Ferguson spoke yesterday at PromaxBDA: The Conference 2013 in a session called “Everything Is a Remix: The Challenge of Originality,” where he stood by creative ideas, no matter where they come from.
To build upon that creativity, according to Ferguson, once simply has to copy, transform and combine, even though “the idea runs counter to our culture’s idea of individual and original creativity.”
“Most creative works are sprawling, messy affairs,” said Ferguson. They take from previous works, intentionally or not, and whether they are derivative or original, that work can still stand on its own. Danger Mouse created the “Grey Album” from The Beatles and Jay-Z. Led Zeppelin merged other bands’ work into their hit songs, and their bassline beats were borrowed from artist like Beastie Boys and Dr. Dre.

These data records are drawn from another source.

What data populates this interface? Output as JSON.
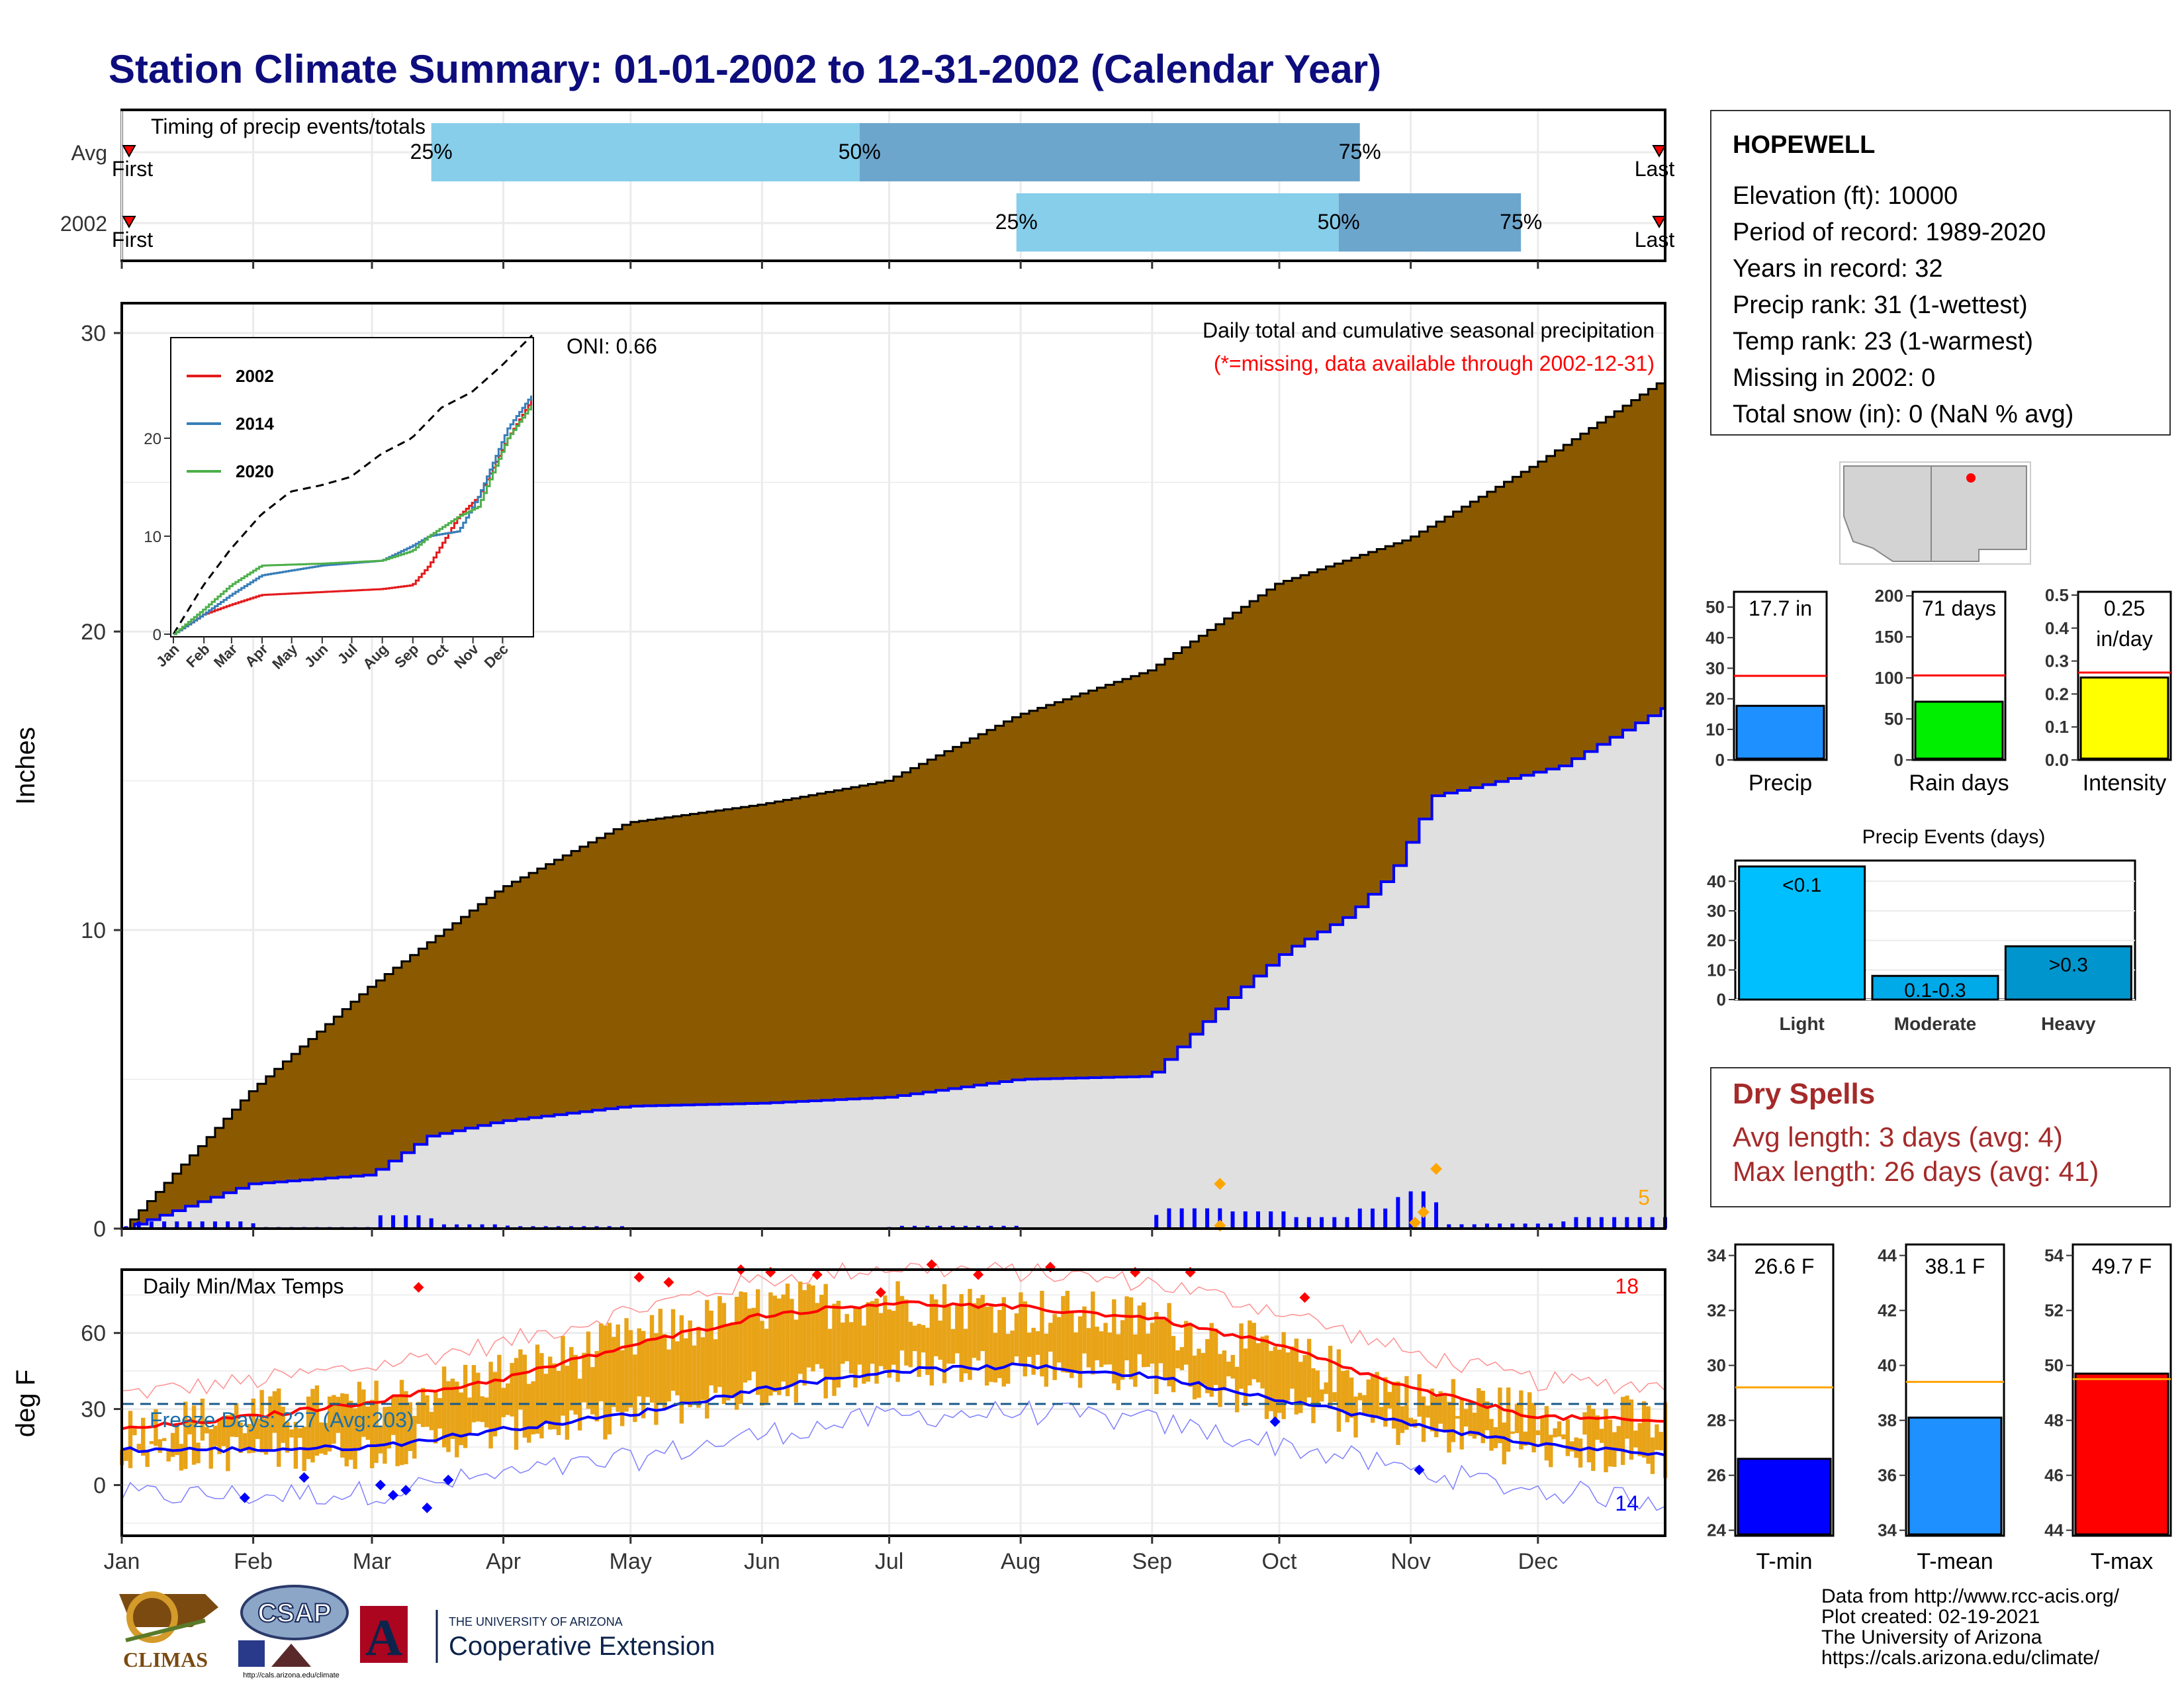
{
  "title": "Station Climate Summary: 01-01-2002 to 12-31-2002 (Calendar Year)",
  "months": [
    "Jan",
    "Feb",
    "Mar",
    "Apr",
    "May",
    "Jun",
    "Jul",
    "Aug",
    "Sep",
    "Oct",
    "Nov",
    "Dec"
  ],
  "timing": {
    "label": "Timing of precip events/totals",
    "rows": [
      {
        "name": "Avg",
        "first_label": "First",
        "last_label": "Last",
        "p25_label": "25%",
        "p50_label": "50%",
        "p75_label": "75%",
        "p25_day": 74,
        "p50_day": 175,
        "p75_day": 293
      },
      {
        "name": "2002",
        "first_label": "First",
        "last_label": "Last",
        "p25_label": "25%",
        "p50_label": "50%",
        "p75_label": "75%",
        "p25_day": 212,
        "p50_day": 288,
        "p75_day": 331
      }
    ]
  },
  "precip_panel": {
    "ylabel": "Inches",
    "title": "Daily total and cumulative seasonal precipitation",
    "note": "(*=missing, data available through 2002-12-31)",
    "oni": "ONI: 0.66",
    "count_label": "5",
    "yticks": [
      "0",
      "10",
      "20",
      "30"
    ],
    "ylim": [
      0,
      31
    ]
  },
  "inset": {
    "legend": [
      "2002",
      "2014",
      "2020"
    ],
    "yticks": [
      "0",
      "10",
      "20"
    ],
    "xticks": [
      "Jan",
      "Feb",
      "Mar",
      "Apr",
      "May",
      "Jun",
      "Jul",
      "Aug",
      "Sep",
      "Oct",
      "Nov",
      "Dec"
    ]
  },
  "temp_panel": {
    "ylabel": "deg F",
    "title": "Daily Min/Max Temps",
    "hot_count": "18",
    "cold_count": "14",
    "freeze_label": "Freeze Days: 227 (Avg:203)",
    "yticks": [
      "0",
      "30",
      "60"
    ],
    "ylim": [
      -20,
      85
    ]
  },
  "station": {
    "name": "HOPEWELL",
    "lines": [
      "Elevation (ft): 10000",
      "Period of record: 1989-2020",
      "Years in record: 32",
      "Precip rank: 31 (1-wettest)",
      "Temp rank: 23 (1-warmest)",
      "Missing in 2002: 0",
      "Total snow (in): 0 (NaN % avg)"
    ]
  },
  "summary_bars": [
    {
      "label": "Precip",
      "value_text": "17.7 in",
      "value": 17.7,
      "avg": 27.5,
      "ymax": 55,
      "yticks": [
        "0",
        "10",
        "20",
        "30",
        "40",
        "50"
      ],
      "color": "#1e90ff"
    },
    {
      "label": "Rain days",
      "value_text": "71 days",
      "value": 71,
      "avg": 103,
      "ymax": 205,
      "yticks": [
        "0",
        "50",
        "100",
        "150",
        "200"
      ],
      "color": "#00ee00"
    },
    {
      "label": "Intensity",
      "value_text": "0.25",
      "value_text2": "in/day",
      "value": 0.25,
      "avg": 0.265,
      "ymax": 0.51,
      "yticks": [
        "0.0",
        "0.1",
        "0.2",
        "0.3",
        "0.4",
        "0.5"
      ],
      "color": "#ffff00"
    }
  ],
  "events": {
    "title": "Precip Events (days)",
    "categories": [
      "Light",
      "Moderate",
      "Heavy"
    ],
    "bar_labels": [
      "<0.1",
      "0.1-0.3",
      ">0.3"
    ],
    "values": [
      45,
      8,
      18
    ],
    "yticks": [
      "0",
      "10",
      "20",
      "30",
      "40"
    ],
    "colors": [
      "#00bfff",
      "#00a9e8",
      "#0095cc"
    ]
  },
  "dry_spells": {
    "title": "Dry Spells",
    "avg_line": "Avg length: 3 days (avg: 4)",
    "max_line": "Max length: 26 days (avg: 41)"
  },
  "temp_bars": [
    {
      "label": "T-min",
      "value_text": "26.6 F",
      "value": 26.6,
      "avg": 29.2,
      "ymin": 23.8,
      "ymax": 34.4,
      "yticks": [
        "24",
        "26",
        "28",
        "30",
        "32",
        "34"
      ],
      "color": "#0000ff"
    },
    {
      "label": "T-mean",
      "value_text": "38.1 F",
      "value": 38.1,
      "avg": 39.4,
      "ymin": 33.8,
      "ymax": 44.4,
      "yticks": [
        "34",
        "36",
        "38",
        "40",
        "42",
        "44"
      ],
      "color": "#1e90ff"
    },
    {
      "label": "T-max",
      "value_text": "49.7 F",
      "value": 49.7,
      "avg": 49.5,
      "ymin": 43.8,
      "ymax": 54.4,
      "yticks": [
        "44",
        "46",
        "48",
        "50",
        "52",
        "54"
      ],
      "color": "#ff0000"
    }
  ],
  "footer": {
    "lines": [
      "Data from http://www.rcc-acis.org/",
      "Plot created: 02-19-2021",
      "The University of Arizona",
      "https://cals.arizona.edu/climate/"
    ],
    "logo_climas": "CLIMAS",
    "logo_csap": "CSAP",
    "csap_url": "http://cals.arizona.edu/climate",
    "ua_line1": "THE UNIVERSITY OF ARIZONA",
    "ua_line2": "Cooperative Extension",
    "ua_mark": "A"
  },
  "chart_data": {
    "type": "area",
    "title": "Daily total and cumulative seasonal precipitation",
    "ylabel": "Inches",
    "ylim": [
      0,
      31
    ],
    "x_units": "day of year",
    "series": [
      {
        "name": "",
        "kind": "cumulative average",
        "x": [
          1,
          31,
          59,
          90,
          120,
          151,
          181,
          212,
          243,
          273,
          304,
          334,
          365
        ],
        "values": [
          0,
          4.6,
          8.1,
          11.4,
          13.6,
          14.2,
          15.0,
          17.2,
          18.7,
          21.6,
          23.1,
          25.6,
          28.5
        ]
      },
      {
        "name": "2002",
        "x": [
          1,
          31,
          59,
          73,
          90,
          120,
          151,
          181,
          212,
          243,
          260,
          275,
          290,
          300,
          310,
          320,
          340,
          365
        ],
        "values": [
          0,
          1.5,
          1.8,
          3.1,
          3.6,
          4.1,
          4.2,
          4.4,
          5.0,
          5.1,
          7.5,
          9.3,
          10.5,
          11.9,
          14.5,
          14.8,
          15.5,
          17.5
        ]
      }
    ],
    "temperatures": {
      "x": [
        1,
        32,
        60,
        91,
        121,
        152,
        182,
        213,
        244,
        274,
        305,
        335,
        365
      ],
      "tmax_avg": [
        22,
        27,
        33,
        42,
        55,
        67,
        72,
        70,
        66,
        55,
        38,
        27,
        25
      ],
      "tmin_avg": [
        14,
        14,
        15,
        22,
        28,
        38,
        45,
        47,
        43,
        34,
        24,
        16,
        12
      ],
      "tmax_2002": [
        22,
        28,
        32,
        44,
        57,
        70,
        73,
        69,
        65,
        52,
        36,
        28,
        25
      ],
      "tmin_2002": [
        13,
        13,
        14,
        21,
        27,
        38,
        46,
        47,
        44,
        32,
        22,
        14,
        10
      ]
    }
  }
}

Ferguson’s point was that, even though ideas or origins of ideas can be traced back to a point on the spectrum, that doesn’t take away from their value as good ideas. People, and audiences, like things that are familiar to them, according to Ferguson. “Hollywood is full of sequels, remakes and adaptations,” he said. “‘Transformers’ is based off of a TV show that is based on a series of toys.”
These formulaic and unoriginal ideas are prevalent: “Its in good work, bad work, revolutionary work,” Ferguson said. And with this remix system in creativity, “we get plenty of repetition and redundancy.”
This often results in the idea of multiple discovery. Sometimes ideas just pop up in public consciousness at the same time, without being stolen or ripped off of previous inventions, and end up in inevitable duplicates. It’s why three Coco Chanel movies premiered within three months of one another, and why right around the same time Ferguson presented his idea and video series focused on the remix concept, Malcolm Gladwell published an article focusing on the same idea and titled it the “Creation Myth.” It’s also why there are constantly any number of Sherlock Holmes pilots in the mix.
And so, Ferguson said, the creative community needs to accept that we “often draw from our culture in a way that we don’t always acknowledge,” and start using the tools to copy, transform and combine in order to make new ideas from the old.